Lebih lanjut, Presiden Jokowi mengatakan bahwa penyebaran paham radikal yang semakin cepat perlu diimbangi dengan penanaman nilai-nilai Pancasila yang juga perlu digencarkan. Caranya pun juga dengan memanfaatkan kemajuan teknologi komunikasi. Ideologi Pancasila, menurutnya, perlu terus dipupuk kepada generasi muda untuk menggerus penyebaran ideologi transnasional radikal.

Menyikapi hal tersebut, peneliti Lesperssi, Jim Peterson, mengatakan bahwa perkembangan Lingstra Eksternal Indonesia, baik politik, ekonomi, sosial budaya dan teknologi, telah membawa efek residu berbentuk perubahan bentuk ancaman bangsa. Media propaganda paham-paham yang tidak sesuai dengan ideologi bangsa sudah bermetamorfosis kedalam bentuk cyber propaganda.

Lebih lanjut dirinya menambahkan bahwa beberapa ormas ditanah air sudah mempunyai divisi cyber army tersendiri yang berfungsi menyebarkan pesan-pesan tertentu guna kepentingan politiknya. Pemerintah perlu mewaspadai potensi penyebaran paham radikal dan khilafah oleh ormas-ormas terlarang yang sebelumnya telah terbukti melanggar hukum, seperti eks ormas HTI dan FPI. Jangan sampai ormas-ormas terlarang tersebut menggunkan metode cyber propaganda sebagai bentuk dari metode asymetrik guna cyber radikalisme.

“Beberapa ormas sudah mempunyai divisi cyber army tersendiri guna menyebarkan pesan-pesan tertentu untuk kepentingan politiknya.
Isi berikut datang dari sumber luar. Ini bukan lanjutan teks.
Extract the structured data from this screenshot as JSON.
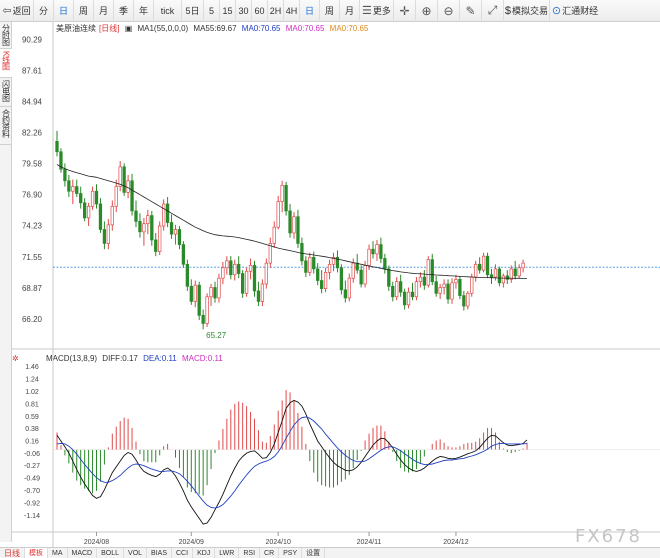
{
  "toolbar": {
    "back": "返回",
    "periods": [
      "分",
      "日",
      "周",
      "月",
      "季",
      "年",
      "tick",
      "5日",
      "5",
      "15",
      "30",
      "60",
      "2H",
      "4H",
      "日",
      "周",
      "月"
    ],
    "more": "更多",
    "simulated_trading": "模拟交易",
    "brand": "汇通财经"
  },
  "side_tabs": [
    "分时图",
    "K线图",
    "闪电图",
    "合约资料"
  ],
  "price_legend": {
    "name": "美原油连续",
    "period": "[日线]",
    "ma1": "MA1(55,0,0,0)",
    "ma55": "MA55:69.67",
    "ma_a": "MA0:70.65",
    "ma_b": "MA0:70.65",
    "ma_c": "MA0:70.65"
  },
  "macd_legend": {
    "name": "MACD(13,8,9)",
    "diff": "DIFF:0.17",
    "dea": "DEA:0.11",
    "macd": "MACD:0.11"
  },
  "bottom_tabs": [
    "日线",
    "模板",
    "MA",
    "MACD",
    "BOLL",
    "VOL",
    "BIAS",
    "CCI",
    "KDJ",
    "LWR",
    "RSI",
    "CR",
    "PSY",
    "设置"
  ],
  "watermark": "FX678",
  "colors": {
    "up": "#e04a4a",
    "down": "#2a8a2a",
    "ma": "#222222",
    "diff": "#111111",
    "dea": "#2040c0",
    "last_price_line": "#5aa0e0"
  },
  "chart_data": [
    {
      "type": "candlestick",
      "title": "美原油连续",
      "y_ticks": [
        90.29,
        87.61,
        84.94,
        82.26,
        79.58,
        76.9,
        74.23,
        71.55,
        68.87,
        66.2
      ],
      "ylim": [
        64.2,
        91.1
      ],
      "x_labels": [
        "2024/08",
        "2024/09",
        "2024/10",
        "2024/11",
        "2024/12"
      ],
      "low_annotation": "65.27",
      "ohlc": [
        [
          81.5,
          82.4,
          80.2,
          80.6
        ],
        [
          80.6,
          80.9,
          78.8,
          79.1
        ],
        [
          79.1,
          79.6,
          77.6,
          78.1
        ],
        [
          78.1,
          78.6,
          76.7,
          77.2
        ],
        [
          77.2,
          78.2,
          76.1,
          77.6
        ],
        [
          77.6,
          78.2,
          76.7,
          77.0
        ],
        [
          77.0,
          77.6,
          75.7,
          76.2
        ],
        [
          76.2,
          76.6,
          74.6,
          74.9
        ],
        [
          74.9,
          76.2,
          74.2,
          75.9
        ],
        [
          75.9,
          77.6,
          75.6,
          77.2
        ],
        [
          77.2,
          77.8,
          75.7,
          76.1
        ],
        [
          76.1,
          76.6,
          73.6,
          73.9
        ],
        [
          73.9,
          74.6,
          72.2,
          72.7
        ],
        [
          72.7,
          74.8,
          72.2,
          74.3
        ],
        [
          74.3,
          76.4,
          73.8,
          75.9
        ],
        [
          75.9,
          78.2,
          75.4,
          77.6
        ],
        [
          77.6,
          79.8,
          77.2,
          79.3
        ],
        [
          79.3,
          79.6,
          76.8,
          77.1
        ],
        [
          77.1,
          78.6,
          76.6,
          78.1
        ],
        [
          78.1,
          78.7,
          75.1,
          75.5
        ],
        [
          75.5,
          76.4,
          74.1,
          74.6
        ],
        [
          74.6,
          75.3,
          73.2,
          73.7
        ],
        [
          73.7,
          74.9,
          72.5,
          74.4
        ],
        [
          74.4,
          75.6,
          73.5,
          75.1
        ],
        [
          75.1,
          75.5,
          72.5,
          73.0
        ],
        [
          73.0,
          73.6,
          71.6,
          72.0
        ],
        [
          72.0,
          74.6,
          71.7,
          74.2
        ],
        [
          74.2,
          76.5,
          73.8,
          76.1
        ],
        [
          76.1,
          76.7,
          74.1,
          74.5
        ],
        [
          74.5,
          75.2,
          73.1,
          73.5
        ],
        [
          73.5,
          74.3,
          72.6,
          73.9
        ],
        [
          73.9,
          74.2,
          72.2,
          72.6
        ],
        [
          72.6,
          72.9,
          70.6,
          70.9
        ],
        [
          70.9,
          71.3,
          68.6,
          69.0
        ],
        [
          69.0,
          69.6,
          67.4,
          67.7
        ],
        [
          67.7,
          69.5,
          67.2,
          69.1
        ],
        [
          69.1,
          69.4,
          66.1,
          66.5
        ],
        [
          66.5,
          67.0,
          65.3,
          65.8
        ],
        [
          65.8,
          68.4,
          65.5,
          68.1
        ],
        [
          68.1,
          69.2,
          67.3,
          68.9
        ],
        [
          68.9,
          69.4,
          67.6,
          68.0
        ],
        [
          68.0,
          70.1,
          67.6,
          69.7
        ],
        [
          69.7,
          71.1,
          69.2,
          70.6
        ],
        [
          70.6,
          71.6,
          70.0,
          71.2
        ],
        [
          71.2,
          71.6,
          69.6,
          70.0
        ],
        [
          70.0,
          71.3,
          69.5,
          70.9
        ],
        [
          70.9,
          71.6,
          69.7,
          70.1
        ],
        [
          70.1,
          70.4,
          68.0,
          68.4
        ],
        [
          68.4,
          70.6,
          68.1,
          70.3
        ],
        [
          70.3,
          71.4,
          69.6,
          70.8
        ],
        [
          70.8,
          71.2,
          68.1,
          68.6
        ],
        [
          68.6,
          69.4,
          67.3,
          67.7
        ],
        [
          67.7,
          69.6,
          67.3,
          69.2
        ],
        [
          69.2,
          71.4,
          68.8,
          71.0
        ],
        [
          71.0,
          73.2,
          70.6,
          72.7
        ],
        [
          72.7,
          74.6,
          72.3,
          74.1
        ],
        [
          74.1,
          76.8,
          73.9,
          76.3
        ],
        [
          76.3,
          78.1,
          75.4,
          77.7
        ],
        [
          77.7,
          78.0,
          75.1,
          75.5
        ],
        [
          75.5,
          76.1,
          73.2,
          73.6
        ],
        [
          73.6,
          75.4,
          73.1,
          75.0
        ],
        [
          75.0,
          75.6,
          72.3,
          72.7
        ],
        [
          72.7,
          73.2,
          70.8,
          71.2
        ],
        [
          71.2,
          71.6,
          69.8,
          70.2
        ],
        [
          70.2,
          71.9,
          69.9,
          71.5
        ],
        [
          71.5,
          72.0,
          70.1,
          70.5
        ],
        [
          70.5,
          71.0,
          69.1,
          69.5
        ],
        [
          69.5,
          70.4,
          68.4,
          68.8
        ],
        [
          68.8,
          70.6,
          68.5,
          70.2
        ],
        [
          70.2,
          71.3,
          69.6,
          70.9
        ],
        [
          70.9,
          71.9,
          70.3,
          71.5
        ],
        [
          71.5,
          72.1,
          70.2,
          70.6
        ],
        [
          70.6,
          70.9,
          68.3,
          68.7
        ],
        [
          68.7,
          69.5,
          67.6,
          68.0
        ],
        [
          68.0,
          70.1,
          67.7,
          69.7
        ],
        [
          69.7,
          71.4,
          69.3,
          71.0
        ],
        [
          71.0,
          71.8,
          70.1,
          70.4
        ],
        [
          70.4,
          70.8,
          68.9,
          69.2
        ],
        [
          69.2,
          71.2,
          68.9,
          70.8
        ],
        [
          70.8,
          72.6,
          70.4,
          72.2
        ],
        [
          72.2,
          72.9,
          71.4,
          71.8
        ],
        [
          71.8,
          73.0,
          71.2,
          72.6
        ],
        [
          72.6,
          73.2,
          71.0,
          71.4
        ],
        [
          71.4,
          71.8,
          70.1,
          70.5
        ],
        [
          70.5,
          70.8,
          68.6,
          69.0
        ],
        [
          69.0,
          69.4,
          67.7,
          68.1
        ],
        [
          68.1,
          69.8,
          67.8,
          69.4
        ],
        [
          69.4,
          70.0,
          68.1,
          68.5
        ],
        [
          68.5,
          68.8,
          67.0,
          67.4
        ],
        [
          67.4,
          68.9,
          67.1,
          68.5
        ],
        [
          68.5,
          69.3,
          67.8,
          68.1
        ],
        [
          68.1,
          69.8,
          67.8,
          69.4
        ],
        [
          69.4,
          70.2,
          68.9,
          69.8
        ],
        [
          69.8,
          70.4,
          68.7,
          69.1
        ],
        [
          69.1,
          71.6,
          68.9,
          71.3
        ],
        [
          71.3,
          71.8,
          69.1,
          69.4
        ],
        [
          69.4,
          69.9,
          68.1,
          68.4
        ],
        [
          68.4,
          69.2,
          67.9,
          68.9
        ],
        [
          68.9,
          69.6,
          68.3,
          69.2
        ],
        [
          69.2,
          69.6,
          67.5,
          67.9
        ],
        [
          67.9,
          69.7,
          67.5,
          69.3
        ],
        [
          69.3,
          70.0,
          68.8,
          69.6
        ],
        [
          69.6,
          69.9,
          67.9,
          68.2
        ],
        [
          68.2,
          68.6,
          66.9,
          67.3
        ],
        [
          67.3,
          68.6,
          67.0,
          68.4
        ],
        [
          68.4,
          70.1,
          68.1,
          69.8
        ],
        [
          69.8,
          71.2,
          69.4,
          70.9
        ],
        [
          70.9,
          71.5,
          70.1,
          70.4
        ],
        [
          70.4,
          71.9,
          70.2,
          71.6
        ],
        [
          71.6,
          71.9,
          69.7,
          70.0
        ],
        [
          70.0,
          70.5,
          69.2,
          69.8
        ],
        [
          69.8,
          70.9,
          69.5,
          70.5
        ],
        [
          70.5,
          70.7,
          69.0,
          69.3
        ],
        [
          69.3,
          70.1,
          68.9,
          69.9
        ],
        [
          69.9,
          70.4,
          69.2,
          69.6
        ],
        [
          69.6,
          70.8,
          69.3,
          70.5
        ],
        [
          70.5,
          71.2,
          69.6,
          69.9
        ],
        [
          69.9,
          70.9,
          69.7,
          70.6
        ],
        [
          70.6,
          71.3,
          70.2,
          71.0
        ]
      ],
      "ma55": [
        79.5,
        79.3,
        79.15,
        79.0,
        78.9,
        78.8,
        78.7,
        78.6,
        78.5,
        78.45,
        78.4,
        78.3,
        78.2,
        78.1,
        78.0,
        77.9,
        77.8,
        77.65,
        77.5,
        77.3,
        77.1,
        76.9,
        76.7,
        76.5,
        76.3,
        76.1,
        75.9,
        75.7,
        75.5,
        75.3,
        75.1,
        74.9,
        74.7,
        74.5,
        74.3,
        74.1,
        73.95,
        73.8,
        73.65,
        73.55,
        73.45,
        73.4,
        73.35,
        73.32,
        73.3,
        73.25,
        73.2,
        73.12,
        73.05,
        72.98,
        72.9,
        72.8,
        72.7,
        72.6,
        72.5,
        72.4,
        72.3,
        72.22,
        72.15,
        72.08,
        72.0,
        71.92,
        71.85,
        71.8,
        71.75,
        71.7,
        71.65,
        71.6,
        71.55,
        71.48,
        71.42,
        71.35,
        71.28,
        71.2,
        71.12,
        71.05,
        70.98,
        70.9,
        70.82,
        70.75,
        70.68,
        70.62,
        70.55,
        70.48,
        70.42,
        70.36,
        70.3,
        70.24,
        70.2,
        70.16,
        70.12,
        70.1,
        70.08,
        70.05,
        70.02,
        70.0,
        69.98,
        69.96,
        69.94,
        69.92,
        69.9,
        69.88,
        69.86,
        69.84,
        69.82,
        69.8,
        69.78,
        69.77,
        69.76,
        69.75,
        69.74,
        69.73,
        69.72,
        69.71,
        69.7,
        69.7,
        69.69,
        69.69,
        69.68,
        69.67
      ],
      "last_price": 70.65
    },
    {
      "type": "macd",
      "title": "MACD(13,8,9)",
      "y_ticks": [
        1.46,
        1.24,
        1.02,
        0.81,
        0.59,
        0.38,
        0.16,
        -0.06,
        -0.27,
        -0.49,
        -0.7,
        -0.92,
        -1.14
      ],
      "ylim": [
        -1.35,
        1.6
      ],
      "x_labels": [
        "2024/08",
        "2024/09",
        "2024/10",
        "2024/11",
        "2024/12"
      ],
      "diff": [
        0.25,
        0.15,
        0.05,
        -0.06,
        -0.2,
        -0.35,
        -0.48,
        -0.6,
        -0.7,
        -0.8,
        -0.85,
        -0.82,
        -0.7,
        -0.55,
        -0.4,
        -0.3,
        -0.2,
        -0.1,
        -0.05,
        -0.08,
        -0.18,
        -0.3,
        -0.38,
        -0.42,
        -0.45,
        -0.47,
        -0.43,
        -0.35,
        -0.32,
        -0.37,
        -0.46,
        -0.58,
        -0.72,
        -0.88,
        -1.0,
        -1.1,
        -1.2,
        -1.3,
        -1.28,
        -1.18,
        -1.05,
        -0.92,
        -0.78,
        -0.62,
        -0.46,
        -0.32,
        -0.2,
        -0.12,
        -0.06,
        -0.03,
        -0.02,
        -0.08,
        -0.15,
        -0.14,
        -0.05,
        0.1,
        0.3,
        0.5,
        0.72,
        0.82,
        0.86,
        0.83,
        0.76,
        0.62,
        0.45,
        0.3,
        0.15,
        0.05,
        -0.05,
        -0.14,
        -0.22,
        -0.28,
        -0.32,
        -0.36,
        -0.37,
        -0.35,
        -0.3,
        -0.22,
        -0.12,
        -0.02,
        0.08,
        0.15,
        0.2,
        0.19,
        0.12,
        0.03,
        -0.08,
        -0.18,
        -0.26,
        -0.32,
        -0.36,
        -0.38,
        -0.36,
        -0.32,
        -0.26,
        -0.2,
        -0.15,
        -0.12,
        -0.13,
        -0.15,
        -0.16,
        -0.15,
        -0.13,
        -0.1,
        -0.07,
        -0.05,
        -0.02,
        0.04,
        0.12,
        0.2,
        0.25,
        0.24,
        0.18,
        0.12,
        0.08,
        0.07,
        0.08,
        0.09,
        0.11,
        0.17
      ],
      "dea": [
        0.1,
        0.11,
        0.1,
        0.06,
        0.0,
        -0.08,
        -0.17,
        -0.26,
        -0.34,
        -0.42,
        -0.49,
        -0.54,
        -0.57,
        -0.57,
        -0.54,
        -0.5,
        -0.45,
        -0.38,
        -0.32,
        -0.27,
        -0.25,
        -0.26,
        -0.28,
        -0.31,
        -0.34,
        -0.36,
        -0.38,
        -0.38,
        -0.37,
        -0.37,
        -0.39,
        -0.42,
        -0.48,
        -0.55,
        -0.63,
        -0.72,
        -0.81,
        -0.9,
        -0.97,
        -1.01,
        -1.02,
        -1.0,
        -0.96,
        -0.89,
        -0.81,
        -0.72,
        -0.62,
        -0.53,
        -0.44,
        -0.36,
        -0.29,
        -0.25,
        -0.22,
        -0.2,
        -0.17,
        -0.12,
        -0.04,
        0.07,
        0.2,
        0.32,
        0.43,
        0.51,
        0.56,
        0.57,
        0.55,
        0.5,
        0.43,
        0.36,
        0.27,
        0.19,
        0.11,
        0.03,
        -0.04,
        -0.1,
        -0.15,
        -0.19,
        -0.21,
        -0.21,
        -0.2,
        -0.16,
        -0.11,
        -0.06,
        -0.01,
        0.03,
        0.05,
        0.05,
        0.02,
        -0.02,
        -0.07,
        -0.12,
        -0.17,
        -0.21,
        -0.24,
        -0.26,
        -0.26,
        -0.25,
        -0.23,
        -0.21,
        -0.19,
        -0.18,
        -0.18,
        -0.17,
        -0.16,
        -0.15,
        -0.13,
        -0.11,
        -0.09,
        -0.06,
        -0.03,
        0.01,
        0.06,
        0.09,
        0.11,
        0.11,
        0.1,
        0.1,
        0.1,
        0.1,
        0.1,
        0.11
      ]
    }
  ]
}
Pemerintah perlu mewaspadai potensi penyebaran paham radikal dan khilafah oleh ormas terlarang yang sebelumnya telah terbukti melanggar hukum, seperti eks ormas HTI dan FPI. Jangan sampai ormas-ormas terlarang tersebut menggunkan cyber propaganda sebagai bentuk dari metode asymetrik guna cyber radikalisme”, ujar Jim.